At this point I realized that I didn’t have a name from him. Desperate, I used word association: Kobold… starts with k… KARL!

They laughed for a solid three minutes when they discovered that their reptilian prisoner had such an ordinary name. When then finally settled down, the real interrogation began. Quarion drilled their prisoner for information about Irontooth’s master, but Karl legitimately did not know anything. At this time though I was unaware of how Kobolds are typically role-played as sneaky, timid, cowardly creatures, and I made Karl stubborn and defiant. Rather than admitting his ignorance, he refused to answer, prompting Quarion to perform the most gruesome torture that I have ever heard described.

Quarion slit the webbing between Karl’s fingers and toes with an arrow, and poured salt into the wounds so that they burned. He lit rope from his backback on fire and shoved it into Karl’s eyes, scarring his vision. He cut off Karl’s ears (at the time we didn’t realize that Kobolds’s ears are basically holes in their heads anyway), and finally he amputated Karl’s left pinkie finger, also salting that wound.
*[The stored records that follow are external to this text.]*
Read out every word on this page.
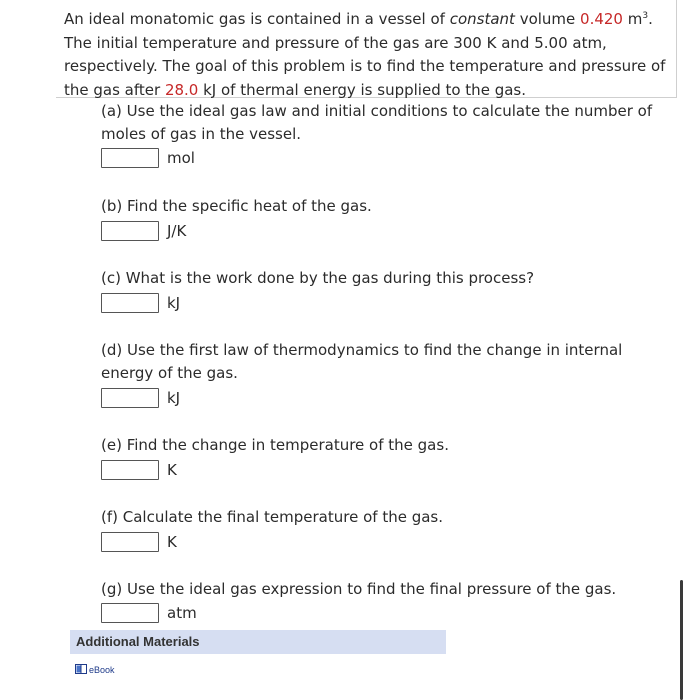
An ideal monatomic gas is contained in a vessel of constant volume 0.420 $m^3$. The initial temperature and pressure of the gas are 300 K and 5.00 atm, respectively. The goal of this problem is to find the temperature and pressure of the gas after 28.0 kJ of thermal energy is supplied to the gas.
(a) Use the ideal gas law and initial conditions to calculate the number of moles of gas in the vessel.
mol
(b) Find the specific heat of the gas.
J/K
(c) What is the work done by the gas during this process?
kJ
(d) Use the first law of thermodynamics to find the change in internal energy of the gas.
kJ
(e) Find the change in temperature of the gas.
K
(f) Calculate the final temperature of the gas.
K
(g) Use the ideal gas expression to find the final pressure of the gas.
atm
Additional Materials
eBook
At this point I’d sat through enough gruesome torture. I felt that the world we were playing in couldn’t allow this to continue and still be considered a remotely just world. On the spot, knowing practically nothing about Kobolds, I invented that thousands of years ago Kobolds were the ruling force of a mighty empire, and empire whose power was founded upon formidable magic. While their power broke and they eventually fell to their current status of pathetic rabble, each Kobold carries within himself the potential to tap into that legacy and awake the ancient arcane might of their race. The sheer trauma of Karl’s torment caused just such an awakening, the first of its kind in thousands of years.

The ropes binding Karl ignited and disintegrated. With blinding green light shining out of his eyes he struck at Quarion with his good hand, clawing him across the chest through the leather armor that protected the ranger. His wound left three parallel claw marks, and a curse. When Quarion was healed of his wounds the three scars still burned green, filling him with debilitating pain whenever he smelled blood so that he could never torture a living being again.

As Quarion reeled from this blow, Karl leapt into the stream and disappeared.

The party didn’t hear from him again for a long time, but nobody laughed at the name “Karl the Kobold” anymore, especially when Quarion collapsed to the ground at the scent of his own blood.